“Silhouettes and Shadows The Secret History of David Bowie’s Scary Monsters (and Super Creeps)”

Flashback to September 1980… I’m a freshman in high school and music is becoming a major part of my life.  We come home from school to my friend’s older sister’s house and she has some new albums laying about.  I ask her, ‘How is that David Bowie album?‘  She says, in between a few puffs of a joint, “It’s awesome, put it on, I’m down to listen to it 100 more times.”  I put the album on and the rest is history, I was completely hooked.  I listened to it twice in a row and went to the store the very next day to get my own copy, my first of many Bowie albums I might add.  I poured through the liner notes, learning that Robert Fripp and Pete Townsend both appeared on the album as well.  I read the lyrics over and over and over as I listened to it continuously for about a straight 2 week period.

Flash forward to present day and there is a new book coming out by Rowman & Littlefield titled, “Silhouettes and Shadows The Secret History of David Bowie’s Scary Monsters (and Super Creeps)”  Here is what they have to say about the next book we will be getting.

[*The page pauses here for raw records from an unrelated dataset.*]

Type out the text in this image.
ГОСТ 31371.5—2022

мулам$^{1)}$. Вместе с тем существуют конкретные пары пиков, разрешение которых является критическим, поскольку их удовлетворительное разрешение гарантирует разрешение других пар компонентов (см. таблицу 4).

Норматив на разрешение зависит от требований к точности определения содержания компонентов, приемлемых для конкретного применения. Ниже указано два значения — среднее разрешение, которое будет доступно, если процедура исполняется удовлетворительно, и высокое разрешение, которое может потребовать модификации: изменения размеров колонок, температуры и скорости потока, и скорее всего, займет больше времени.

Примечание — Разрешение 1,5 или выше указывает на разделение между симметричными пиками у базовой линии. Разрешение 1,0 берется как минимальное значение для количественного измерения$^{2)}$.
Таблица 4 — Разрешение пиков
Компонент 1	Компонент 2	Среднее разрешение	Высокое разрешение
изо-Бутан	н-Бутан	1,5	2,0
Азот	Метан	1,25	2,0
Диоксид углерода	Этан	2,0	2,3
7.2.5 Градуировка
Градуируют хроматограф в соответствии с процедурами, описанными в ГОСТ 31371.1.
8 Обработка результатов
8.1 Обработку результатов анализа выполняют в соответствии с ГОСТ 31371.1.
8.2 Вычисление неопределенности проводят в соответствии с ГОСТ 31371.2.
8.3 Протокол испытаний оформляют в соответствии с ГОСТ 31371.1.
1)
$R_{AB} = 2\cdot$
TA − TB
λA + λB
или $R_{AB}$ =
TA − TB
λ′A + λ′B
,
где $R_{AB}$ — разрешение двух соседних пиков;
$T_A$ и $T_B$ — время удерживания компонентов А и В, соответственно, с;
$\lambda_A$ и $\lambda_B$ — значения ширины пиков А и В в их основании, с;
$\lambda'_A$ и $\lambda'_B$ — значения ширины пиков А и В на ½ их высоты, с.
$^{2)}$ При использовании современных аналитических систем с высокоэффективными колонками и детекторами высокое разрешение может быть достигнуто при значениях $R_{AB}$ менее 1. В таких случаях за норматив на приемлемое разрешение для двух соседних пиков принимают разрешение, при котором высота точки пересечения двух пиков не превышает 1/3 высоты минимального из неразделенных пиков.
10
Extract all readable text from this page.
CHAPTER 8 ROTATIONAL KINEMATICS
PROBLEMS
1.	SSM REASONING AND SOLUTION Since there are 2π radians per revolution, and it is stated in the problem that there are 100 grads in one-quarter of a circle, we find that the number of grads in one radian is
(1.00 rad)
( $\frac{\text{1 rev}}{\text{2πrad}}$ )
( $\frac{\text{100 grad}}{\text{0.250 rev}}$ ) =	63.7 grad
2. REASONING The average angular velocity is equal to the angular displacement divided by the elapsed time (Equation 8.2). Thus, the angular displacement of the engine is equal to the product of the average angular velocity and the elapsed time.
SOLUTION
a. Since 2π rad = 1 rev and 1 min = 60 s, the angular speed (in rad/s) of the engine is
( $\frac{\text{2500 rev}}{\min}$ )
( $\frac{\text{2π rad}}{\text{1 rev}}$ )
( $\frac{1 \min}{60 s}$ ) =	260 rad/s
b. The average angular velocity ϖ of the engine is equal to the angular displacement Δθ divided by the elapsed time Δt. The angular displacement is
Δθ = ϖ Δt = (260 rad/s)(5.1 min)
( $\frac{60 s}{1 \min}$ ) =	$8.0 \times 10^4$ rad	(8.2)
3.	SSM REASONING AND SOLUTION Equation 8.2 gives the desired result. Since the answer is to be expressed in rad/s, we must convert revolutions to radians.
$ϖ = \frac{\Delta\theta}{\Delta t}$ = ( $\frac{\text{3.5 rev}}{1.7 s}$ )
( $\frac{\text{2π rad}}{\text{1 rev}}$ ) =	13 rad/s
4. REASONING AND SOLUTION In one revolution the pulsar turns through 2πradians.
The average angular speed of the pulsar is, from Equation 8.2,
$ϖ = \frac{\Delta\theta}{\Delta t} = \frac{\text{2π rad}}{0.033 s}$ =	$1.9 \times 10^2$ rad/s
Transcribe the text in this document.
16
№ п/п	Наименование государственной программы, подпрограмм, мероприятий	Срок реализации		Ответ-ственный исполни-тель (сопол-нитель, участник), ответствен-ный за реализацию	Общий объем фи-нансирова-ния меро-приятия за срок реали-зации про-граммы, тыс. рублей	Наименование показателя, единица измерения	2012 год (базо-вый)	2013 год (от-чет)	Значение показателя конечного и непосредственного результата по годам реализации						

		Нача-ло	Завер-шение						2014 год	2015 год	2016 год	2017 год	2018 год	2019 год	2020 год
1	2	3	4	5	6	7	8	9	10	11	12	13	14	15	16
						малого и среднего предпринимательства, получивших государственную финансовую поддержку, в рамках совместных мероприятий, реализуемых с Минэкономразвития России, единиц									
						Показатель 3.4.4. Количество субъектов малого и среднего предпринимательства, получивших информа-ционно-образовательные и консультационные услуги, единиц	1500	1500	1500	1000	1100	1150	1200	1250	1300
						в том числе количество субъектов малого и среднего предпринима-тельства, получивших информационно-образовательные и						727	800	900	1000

An avant-garde pop album rich with tension and fear, 1980’s Scary Monsters (and Super Creeps) marked a pivotal point in David Bowie’s career. Standing at the bleeding edge of the new decade between the experimental Berlin Trilogy (Low, Heroes, and Lodger) and 1983’s wildly successful Let’s Dance, it was here Bowie sought to bury the ghosts of his past and the golden decade of the 1970s to become a global superstar reaching millions of new fans.

Featuring fresh insights and exclusive interviews with close collaborators, Adam Steiner’s Silhouettes and Shadows uncovers the studio stories, meanings behind, and secret history of Scary Monsters. Steiner gives a nuanced, memorable portrait of Bowie at a personal and professional crossroads, drawing on his own struggle with addiction, growing paranoia, and political turmoil. Despite the album’s confrontational themes, it included the hit singles “Fashion” and “Ashes to Ashes,” with Bowie riding a new wave of inspiration, from the post-punk of Joy Division, The Specials’ two-tone revolution, and the stadium synth-pop of Gary Numan.

Most importantly, it marked a final goodbye to Major Tom, Ziggy Stardust, and The Thin White Duke, characters and personas that had defined his career: in this rare moment, David Bowie, the costumed clown of romance, suffering, and song, let his mask slip to reveal David Jones, the man within.